7So Satan went out from the presence of the Lord, and inflicted loathsome sores on Job from the sole of his foot to the crown of his head. 8Job took a potsherd with which to scrape himself, and sat among the ashes. 9Then his wife said to him, “Do you still persist in your integrity? Curse God, and die.” 10But he said to her, “You speak as any foolish woman would speak. Shall we receive the good at the hand of God, and not receive the bad?” In all this Job did not sin with his lips.

We recall how Job’s friends try to explain to him what happened, that somehow Job must have sinned – because such suffering and lose could only be understood as punishment. Against all that Job maintained that he was innocent and held tight to his integrity. But the story insists that the universe is deliberately at variance with the view held by Job and his friends. In the friends’ insistence that Job’s suffering meant he had sinned, and in Job’s demanding a specific reason why he, in his innocence, should suffer, both sides presume the existence of a system of reward and punishment in the cosmos. A righteous person cannot know why he or she suffers and the wicked prosper, because our wisdom is not God’s. And the bottom line is that we human beings can’t wrap our small minds around what God is about.

What the story points to is that there is no such law of retribution and that nature is neutral to man’s moral action. The sun rises on the righteous and sinner alike (28:13, 15). Rain falls on the desert, whereas it could have been directed only to the cultivated land where it is needed by men (38:26 27). Wild animals do not observe the tenets of human morality (38:15 16). Material prosperity and misfortune do not constitute divine recompense or chastisement. It is the concept of a cosmic order that does not operate according to a built in principle of moral retribution which makes possible the selfless piety that is the first issue posed by the book of Job.

Nature is amoral. It doesn’t operate reasonably. Wildfires, hurricanes, tornadoes are simply nature being itself. Alligators or gorillas dragging toddlers into harms way aren’t moral matters. However, it would be a grave error to interpret the book of Job’s denial of divine retribution as constituting a legitimate excuse for us to abandon our obligation to seek to establish justice on earth. Even though justice is not woven into the stuff of the universe nor is God occupied with its administration, it is an ideal to be realized by society. The principle of automatic reward and punishment is, in its self, a form of coercion, and leaves no special realm in which humanity can exercise our moral freedom by doing the good from purely disinterested motives. The author of Job may be denying one fundamental assumption of the narrative and prophetic books of the Bible, but his denial is consistent with another, even more fundamental assumption: that it is up to humankind to carry out God’s commandments and that this primary task must be done in society and actualized in the course of history.
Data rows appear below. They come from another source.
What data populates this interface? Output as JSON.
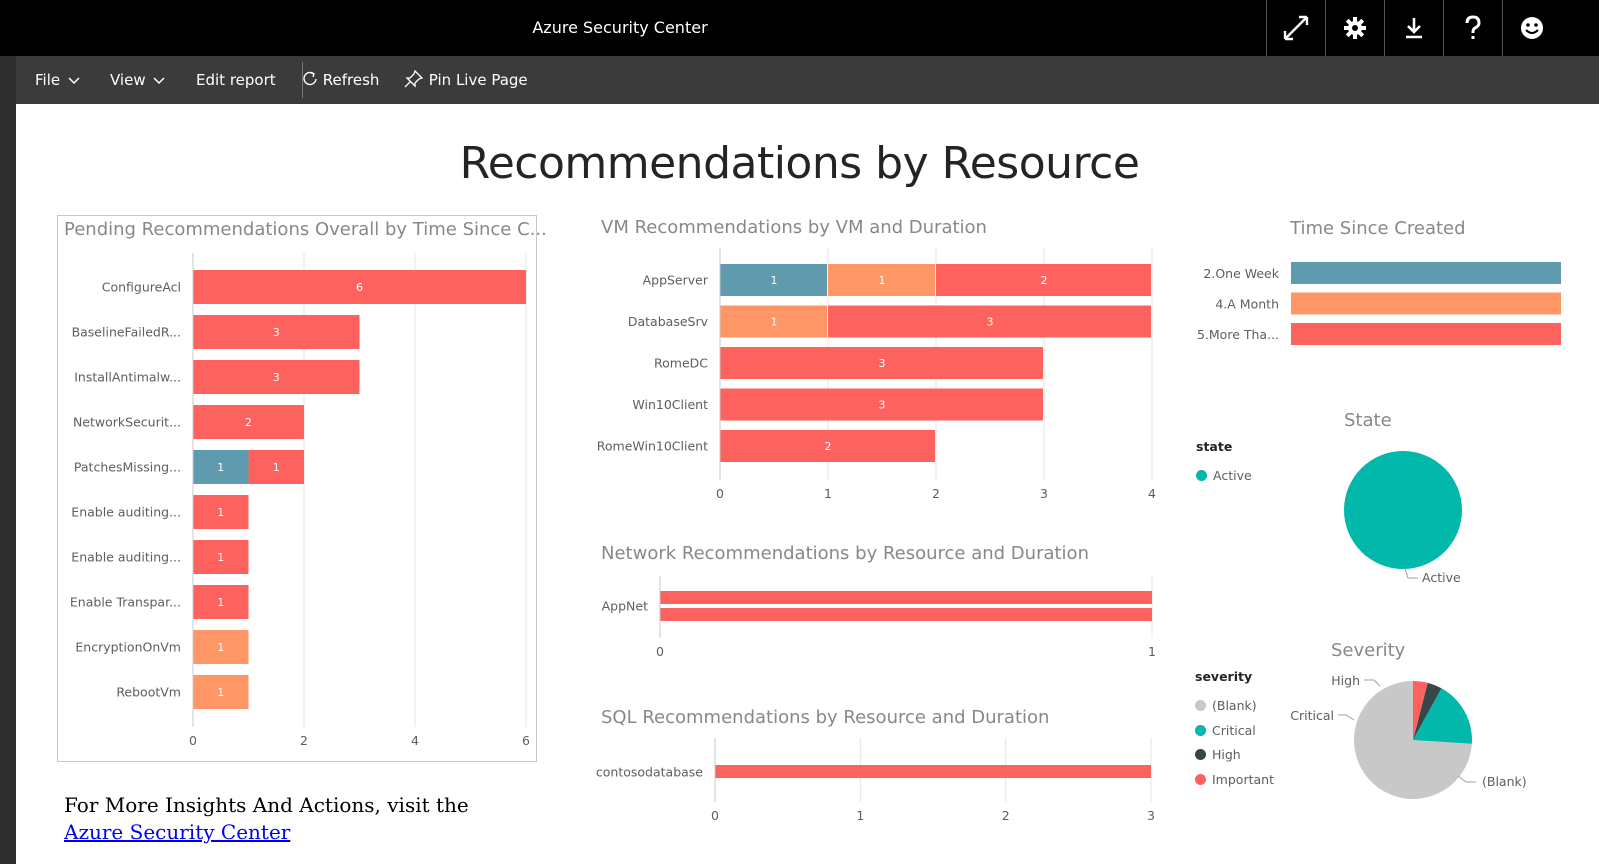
{
  "app": {
    "title": "Azure Security Center"
  },
  "title_icons": [
    "fullscreen-icon",
    "gear-icon",
    "download-icon",
    "help-icon",
    "smiley-icon"
  ],
  "toolbar": {
    "file": "File",
    "view": "View",
    "edit_report": "Edit report",
    "refresh": "Refresh",
    "pin_live_page": "Pin Live Page"
  },
  "report": {
    "title": "Recommendations by Resource"
  },
  "colors": {
    "one_week": "#5f9aae",
    "a_month": "#fe9666",
    "more_than": "#fd625e",
    "active": "#01b8aa",
    "blank": "#c8c8c8",
    "critical": "#01b8aa",
    "high": "#374649",
    "important": "#fd625e"
  },
  "charts": {
    "pending": {
      "title": "Pending Recommendations Overall by Time Since C..."
    },
    "vm": {
      "title": "VM Recommendations by VM and Duration"
    },
    "network": {
      "title": "Network Recommendations by Resource and Duration"
    },
    "sql": {
      "title": "SQL Recommendations by Resource and Duration"
    },
    "time_since": {
      "title": "Time Since Created"
    },
    "state": {
      "title": "State",
      "legend_title": "state",
      "legend": [
        "Active"
      ],
      "slice_labels": [
        "Active"
      ]
    },
    "severity": {
      "title": "Severity",
      "legend_title": "severity",
      "legend": [
        "(Blank)",
        "Critical",
        "High",
        "Important"
      ],
      "slice_labels": [
        "High",
        "Critical",
        "(Blank)"
      ]
    }
  },
  "chart_data": [
    {
      "id": "pending",
      "type": "bar",
      "orientation": "horizontal",
      "stacked": true,
      "title": "Pending Recommendations Overall by Time Since C...",
      "categories": [
        "ConfigureAcl",
        "BaselineFailedR...",
        "InstallAntimalw...",
        "NetworkSecurit...",
        "PatchesMissing...",
        "Enable auditing...",
        "Enable auditing...",
        "Enable Transpar...",
        "EncryptionOnVm",
        "RebootVm"
      ],
      "series": [
        {
          "color": "#5f9aae",
          "values": [
            0,
            0,
            0,
            0,
            1,
            0,
            0,
            0,
            0,
            0
          ]
        },
        {
          "color": "#fe9666",
          "values": [
            0,
            0,
            0,
            0,
            0,
            0,
            0,
            0,
            1,
            1
          ]
        },
        {
          "color": "#fd625e",
          "values": [
            6,
            3,
            3,
            2,
            1,
            1,
            1,
            1,
            0,
            0
          ]
        }
      ],
      "xlim": [
        0,
        6
      ],
      "xticks": [
        0,
        2,
        4,
        6
      ]
    },
    {
      "id": "vm",
      "type": "bar",
      "orientation": "horizontal",
      "stacked": true,
      "title": "VM Recommendations by VM and Duration",
      "categories": [
        "AppServer",
        "DatabaseSrv",
        "RomeDC",
        "Win10Client",
        "RomeWin10Client"
      ],
      "series": [
        {
          "color": "#5f9aae",
          "values": [
            1,
            0,
            0,
            0,
            0
          ]
        },
        {
          "color": "#fe9666",
          "values": [
            1,
            1,
            0,
            0,
            0
          ]
        },
        {
          "color": "#fd625e",
          "values": [
            2,
            3,
            3,
            3,
            2
          ]
        }
      ],
      "xlim": [
        0,
        4
      ],
      "xticks": [
        0,
        1,
        2,
        3,
        4
      ]
    },
    {
      "id": "network",
      "type": "bar",
      "orientation": "horizontal",
      "title": "Network Recommendations by Resource and Duration",
      "categories": [
        "AppNet"
      ],
      "series": [
        {
          "color": "#fd625e",
          "values": [
            1
          ]
        },
        {
          "color": "#fd625e",
          "values": [
            1
          ]
        }
      ],
      "xlim": [
        0,
        1
      ],
      "xticks": [
        0,
        1
      ]
    },
    {
      "id": "sql",
      "type": "bar",
      "orientation": "horizontal",
      "title": "SQL Recommendations by Resource and Duration",
      "categories": [
        "contosodatabase"
      ],
      "series": [
        {
          "color": "#fd625e",
          "values": [
            3
          ]
        }
      ],
      "xlim": [
        0,
        3
      ],
      "xticks": [
        0,
        1,
        2,
        3
      ]
    },
    {
      "id": "time_since",
      "type": "bar",
      "orientation": "horizontal",
      "title": "Time Since Created",
      "categories": [
        "2.One Week",
        "4.A Month",
        "5.More Tha..."
      ],
      "colors": [
        "#5f9aae",
        "#fe9666",
        "#fd625e"
      ],
      "values": [
        1,
        1,
        1
      ]
    },
    {
      "id": "state",
      "type": "pie",
      "title": "State",
      "labels": [
        "Active"
      ],
      "values": [
        100
      ],
      "colors": [
        "#01b8aa"
      ]
    },
    {
      "id": "severity",
      "type": "pie",
      "title": "Severity",
      "labels": [
        "(Blank)",
        "Critical",
        "High",
        "Important"
      ],
      "values": [
        74,
        18,
        4,
        4
      ],
      "colors": [
        "#c8c8c8",
        "#01b8aa",
        "#374649",
        "#fd625e"
      ]
    }
  ],
  "footer": {
    "prefix": "For More Insights And Actions, visit the ",
    "link_text": "Azure Security Center"
  }
}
It was a great question Satan asked “Does Job fear God for nothing?” It’s a good question for all of us. We who are blessed, like Job. Is our love for God founded on our belief that God is a loving and compassionate God? This God isn’t the God of the Psalms or Exodus. Is our love for God contingent on the fence privilege has place around us? Most agree that the ultimate theme of the book of Job is the nature of a righteous man’s faith in God. It turns on the question of the nature of religion: Can we serve God for naught?…When Job says, ‘Though he slay me, yet will I trust in Him’ in the thirteenth chapter the second half of the verse may also be translated, “yet will I argue with him.” The book reaffirms Job’s trust in God -and God’s trust in Job. In teaching that piety must be unselfish and that the righteous sufferer is assured not of tangible reward but of fellowship with God, biblical thought about justice, retribution, and providence reaches a climax -and a limit.